Stage 1 · Code
Programming Foundations
Problem Solving Mindset
Approaching problems systematically: understand, plan, code, test.
Understand the Problem
Before writing code, clarify: What are the inputs? What are the outputs? What are the constraints (time, space, input size)? Are there edge cases? Can you restate the problem in your own words?
- Identify input types, sizes, and constraints.
- Identify expected output format.
- Ask about edge cases: empty input, single element, duplicates, large values.
- Work through 1-2 examples manually.
Plan the Approach
Don't jump to code. Think about: Which data structure fits? What algorithm pattern applies? What's the time/space complexity? Can you do better?
| Pattern | When to Use | Example Problems |
|---|---|---|
| Hash map | Fast lookup, counting, grouping | Two sum, anagrams, frequency |
| Two pointers | Sorted arrays, palindromes | Two sum II, container with most water |
| Sliding window | Subarray/substring with constraint | Max sum subarray, longest substring |
| Binary search | Sorted data, answer space | Search in rotated array, sqrt(x) |
| DFS/BFS | Tree/graph traversal | Path finding, connected components |
| Heap | Top K, priority processing | K closest, merge K lists |
| DP | Optimal substructure + overlapping subproblems | Knapsack, LCS, coin change |
| Backtracking | All combinations/permutations | Subsets, N-Queens, Sudoku |
Code the Solution
- Start with a clean, simple implementation.
- Use meaningful variable names.
- Write helper functions for repeated logic.

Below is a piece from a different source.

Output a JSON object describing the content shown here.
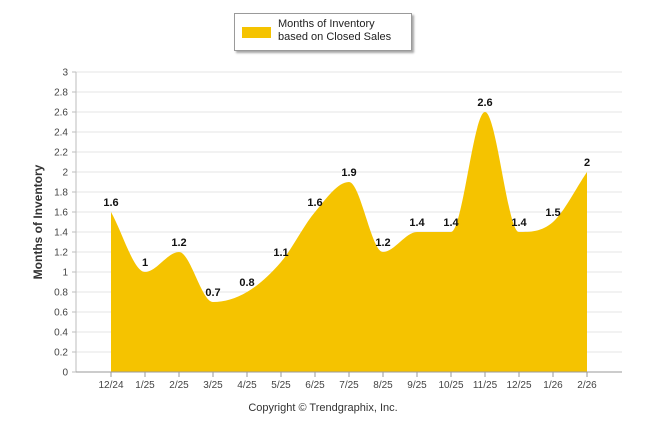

- Handle edge cases explicitly.
- Comment complex logic, not obvious code.
Test and Optimize
Trace through your code with examples. Check: empty input, single element, duplicates, large inputs, boundary conditions. Then analyze: can you improve time? Space? Is there a simpler approach?

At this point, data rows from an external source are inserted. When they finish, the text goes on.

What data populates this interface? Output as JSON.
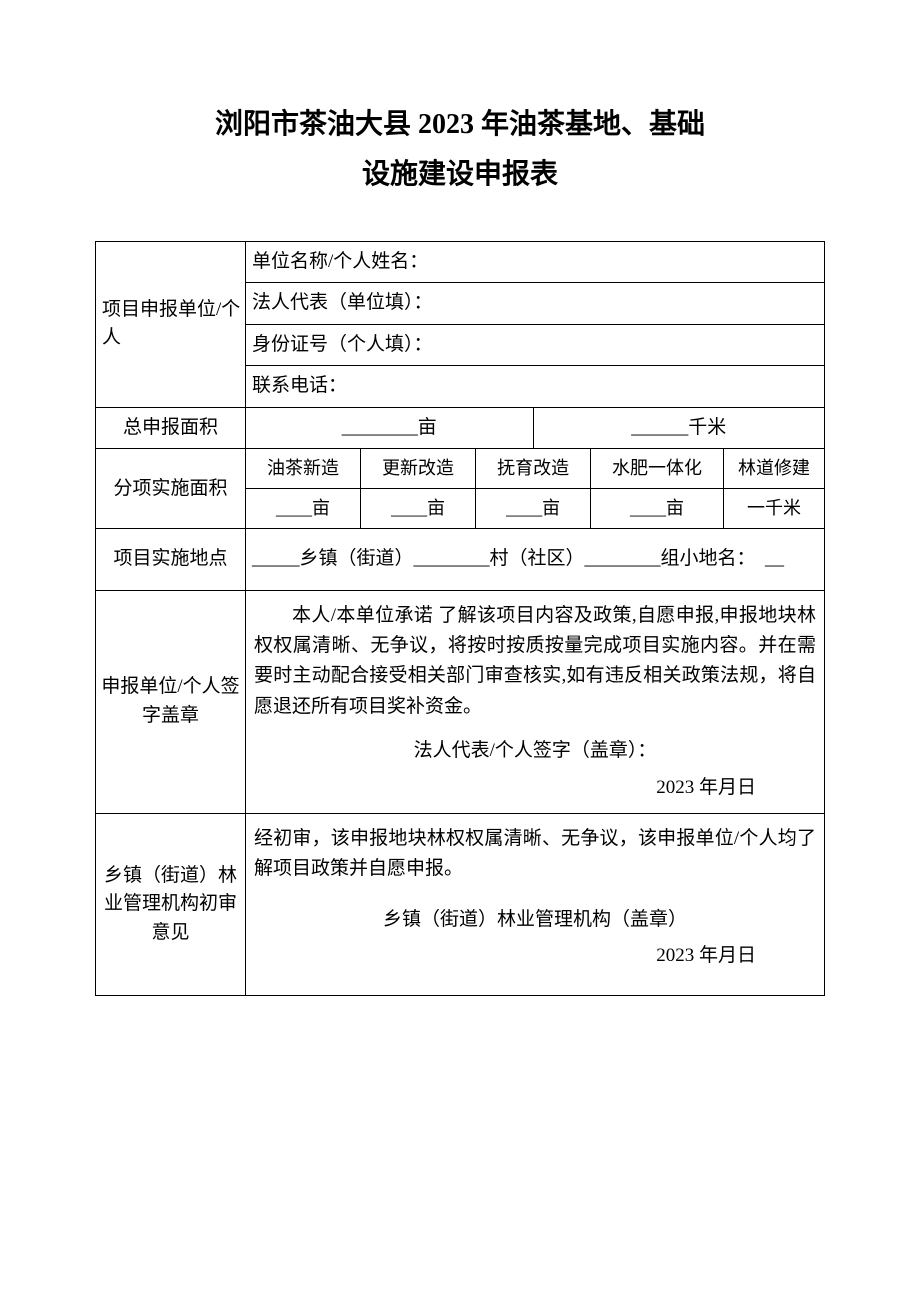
{
  "title_line1": "浏阳市茶油大县 2023 年油茶基地、基础",
  "title_line2": "设施建设申报表",
  "rows": {
    "applicant": {
      "label": "项目申报单位/个人",
      "name_label": "单位名称/个人姓名：",
      "legal_rep_label": "法人代表（单位填）：",
      "id_label": "身份证号（个人填）：",
      "phone_label": "联系电话："
    },
    "total_area": {
      "label": "总申报面积",
      "mu": "________亩",
      "km": "______千米"
    },
    "sub_area": {
      "label": "分项实施面积",
      "headers": [
        "油茶新造",
        "更新改造",
        "抚育改造",
        "水肥一体化",
        "林道修建"
      ],
      "values": [
        "____亩",
        "____亩",
        "____亩",
        "____亩",
        "一千米"
      ]
    },
    "location": {
      "label": "项目实施地点",
      "text": "_____乡镇（街道）________村（社区）________组小地名：  __"
    },
    "declaration": {
      "label": "申报单位/个人签字盖章",
      "body": "本人/本单位承诺 了解该项目内容及政策,自愿申报,申报地块林权权属清晰、无争议，将按时按质按量完成项目实施内容。并在需要时主动配合接受相关部门审查核实,如有违反相关政策法规，将自愿退还所有项目奖补资金。",
      "sig": "法人代表/个人签字（盖章）：",
      "date": "2023 年月日"
    },
    "review": {
      "label": "乡镇（街道）林业管理机构初审意见",
      "body": "经初审，该申报地块林权权属清晰、无争议，该申报单位/个人均了解项目政策并自愿申报。",
      "sig": "乡镇（街道）林业管理机构（盖章）",
      "date": "2023 年月日"
    }
  }
}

Common Patterns to Recognize
- Prefix sum: Range sum queries, subarray sum equals K.
- Monotonic stack/queue: Next greater element, sliding window max.
- Fast/slow pointers: Cycle detection, middle of list.
- In-place modification: Use array indices as hash, negation trick.
- Bit manipulation: XOR for duplicates, subsets, power of 2.
- Multi-source BFS: Rotting oranges, walls and gates.
- Union Find: Connected components, cycle detection in undirected graph.
- Topological sort: Course scheduling, alien dictionary.
Interview problems are variations of ~20 core patterns. Focus on recognizing which pattern applies rather than memorizing solutions. When you see 'subarray with constraint' → sliding window. 'Shortest path in unweighted graph' → BFS. 'All combinations' → backtracking.